As a senior majoring in Visual Arts, having the opportunity to become an intern at the Gregg Museum for the semester was an amazing experience because it allowed me to see behind the scenes of the museum and to learn what it takes to produce incredible shows and exhibitions within the art world. It also enabled me the chance to specifically work with the Pre-Industrial World Textiles class and their use of the Gregg’s permanent collection to learn about the history of textiles around the world. Over the course of the semester I have seen well over a hundred textiles, but one in particular caught my attention so much that I had to take a picture of it. This is an Indonesian batik fabric depicting an image of the Buddha.

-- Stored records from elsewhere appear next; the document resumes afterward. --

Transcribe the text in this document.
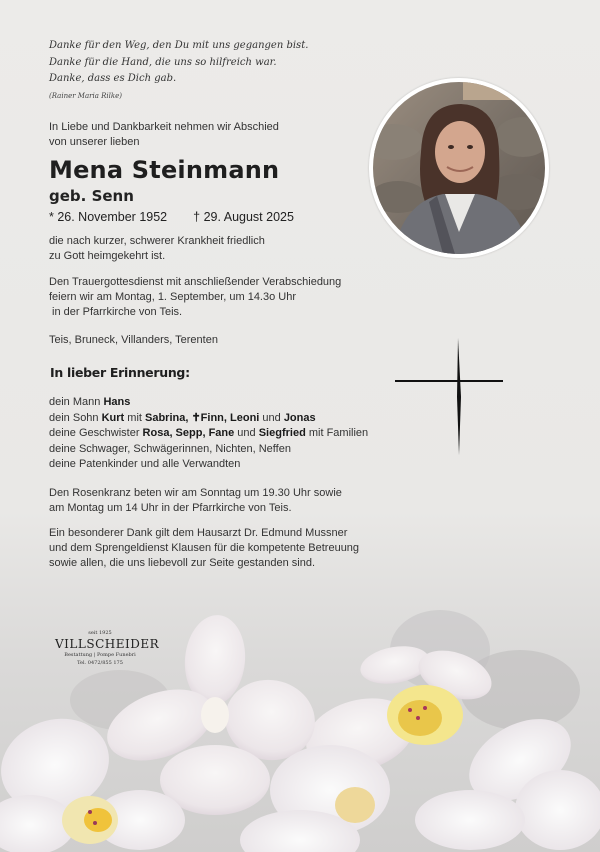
Danke für den Weg, den Du mit uns gegangen bist.
Danke für die Hand, die uns so hilfreich war.
Danke, dass es Dich gab.
(Rainer Maria Rilke)
In Liebe und Dankbarkeit nehmen wir Abschied
von unserer lieben
Mena Steinmann
geb. Senn
* 26. November 1952 † 29. August 2025
die nach kurzer, schwerer Krankheit friedlich
zu Gott heimgekehrt ist.
Den Trauergottesdienst mit anschließender Verabschiedung
feiern wir am Montag, 1. September, um 14.3o Uhr
in der Pfarrkirche von Teis.
Teis, Bruneck, Villanders, Terenten
In lieber Erinnerung:
dein Mann Hans
dein Sohn Kurt mit Sabrina, ✝Finn, Leoni und Jonas
deine Geschwister Rosa, Sepp, Fane und Siegfried mit Familien
deine Schwager, Schwägerinnen, Nichten, Neffen
deine Patenkinder und alle Verwandten
Den Rosenkranz beten wir am Sonntag um 19.30 Uhr sowie
am Montag um 14 Uhr in der Pfarrkirche von Teis.
Ein besonderer Dank gilt dem Hausarzt Dr. Edmund Mussner
und dem Sprengeldienst Klausen für die kompetente Betreuung
sowie allen, die uns liebevoll zur Seite gestanden sind.
seit 1925
VILLSCHEIDER
Bestattung | Pompe Funebri
Tel. 0472/855 175
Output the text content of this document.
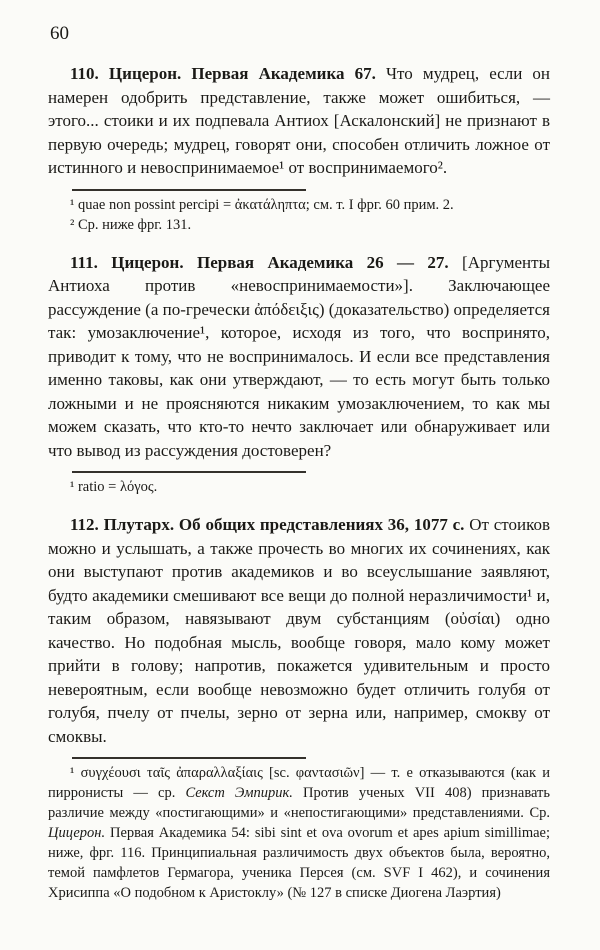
60

110. Цицерон. Первая Академика 67. Что мудрец, если он намерен одобрить представление, также может ошибиться, — этого... стоики и их подпевала Антиох [Аскалонский] не признают в первую очередь; мудрец, говорят они, способен отличить ложное от истинного и невоспринимаемое¹ от воспринимаемого².

¹ quae non possint percipi = ἀκατάληπτα; см. т. I фрг. 60 прим. 2.

² Ср. ниже фрг. 131.

111. Цицерон. Первая Академика 26 — 27. [Аргументы Антиоха против «невоспринимаемости»]. Заключающее рассуждение (а по-гречески ἀπόδειξις) (доказательство) определяется так: умозаключение¹, которое, исходя из того, что воспринято, приводит к тому, что не воспринималось. И если все представления именно таковы, как они утверждают, — то есть могут быть только ложными и не проясняются никаким умозаключением, то как мы можем сказать, что кто-то нечто заключает или обнаруживает или что вывод из рассуждения достоверен?

¹ ratio = λόγος.

112. Плутарх. Об общих представлениях 36, 1077 с. От стоиков можно и услышать, а также прочесть во многих их сочинениях, как они выступают против академиков и во всеуслышание заявляют, будто академики смешивают все вещи до полной неразличимости¹ и, таким образом, навязывают двум субстанциям (οὐσίαι) одно качество. Но подобная мысль, вообще говоря, мало кому может прийти в голову; напротив, покажется удивительным и просто невероятным, если вообще невозможно будет отличить голубя от голубя, пчелу от пчелы, зерно от зерна или, например, смокву от смоквы.

¹ συγχέουσι ταῖς ἀπαραλλαξίαις [sc. φαντασιῶν] — т. е отказываются (как и пирронисты — ср. Секст Эмпирик. Против ученых VII 408) признавать различие между «постигающими» и «непостигающими» представлениями. Ср. Цицерон. Первая Академика 54: sibi sint et ova ovorum et apes apium simillimae; ниже, фрг. 116. Принципиальная различимость двух объектов была, вероятно, темой памфлетов Гермагора, ученика Персея (см. SVF I 462), и сочинения Хрисиппа «О подобном к Аристоклу» (№ 127 в списке Диогена Лаэртия)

Buddha signed M. Kumar Cotton fabric with painting and batik resist Date: 1967-1970 Accession #: 2003.011.082 Gift of Hilary Whittaker

Buddha signed M. Kumar
Cotton fabric with painting and batik resist
Date: 1967-1970
Accession #: 2003.011.082
Gift of Hilary Whittaker

Dating back as far as 2000 years ago, batik fabric has been found in the Far East, Middle East, Central Asia and India, but it is Indonesia in particular that has been the most successful with its production and popularity. Its islands, Java & Bali, contain all of the raw materials necessary, cotton, beeswax and many plants from which the dyes can be made, to order to produce the fabric. Similar in tradition to the styles and designs of Japanese society, the design an individual wore symbolized who they were and who they were associated with. There were a few that only the royal family could wear. The designs also changed according to the area in which the creator lived, as a coastal design would differ from one that was more inland.

It is the way in which the wax is applied to the fabric that determines the design, and there are two methods in which these can be done: one carried out by women and the other by men. With the first the cloth is hung over the frame and then a canting tool (a small copper cupped spout) is used to slowly and smoothly pour the hot wax on to the fabric in intricate patterns. In the second, the fabric is stretched out on a long table and a stamping tool is used to transfer the wax in a more replicable manner. Once the wax is applied, dyes can be used to further the design, traditionally in deep indigo blues and soga browns. These fabrics are extremely labor intensive and can take months to complete.

This particular Batik fabric was created rather recently but still utilizes tradition in its creation. By adding the image of the Buddha instead of the usual floral and organic shapes it brings to light the Buddhist culture of this technique’s place of origin. Having studied cultures and societies from every aspect of the world over the last four years and to not have come across this just highlights that I still have so much to learn and discover. Working at the Gregg was definitely an enlightening experience!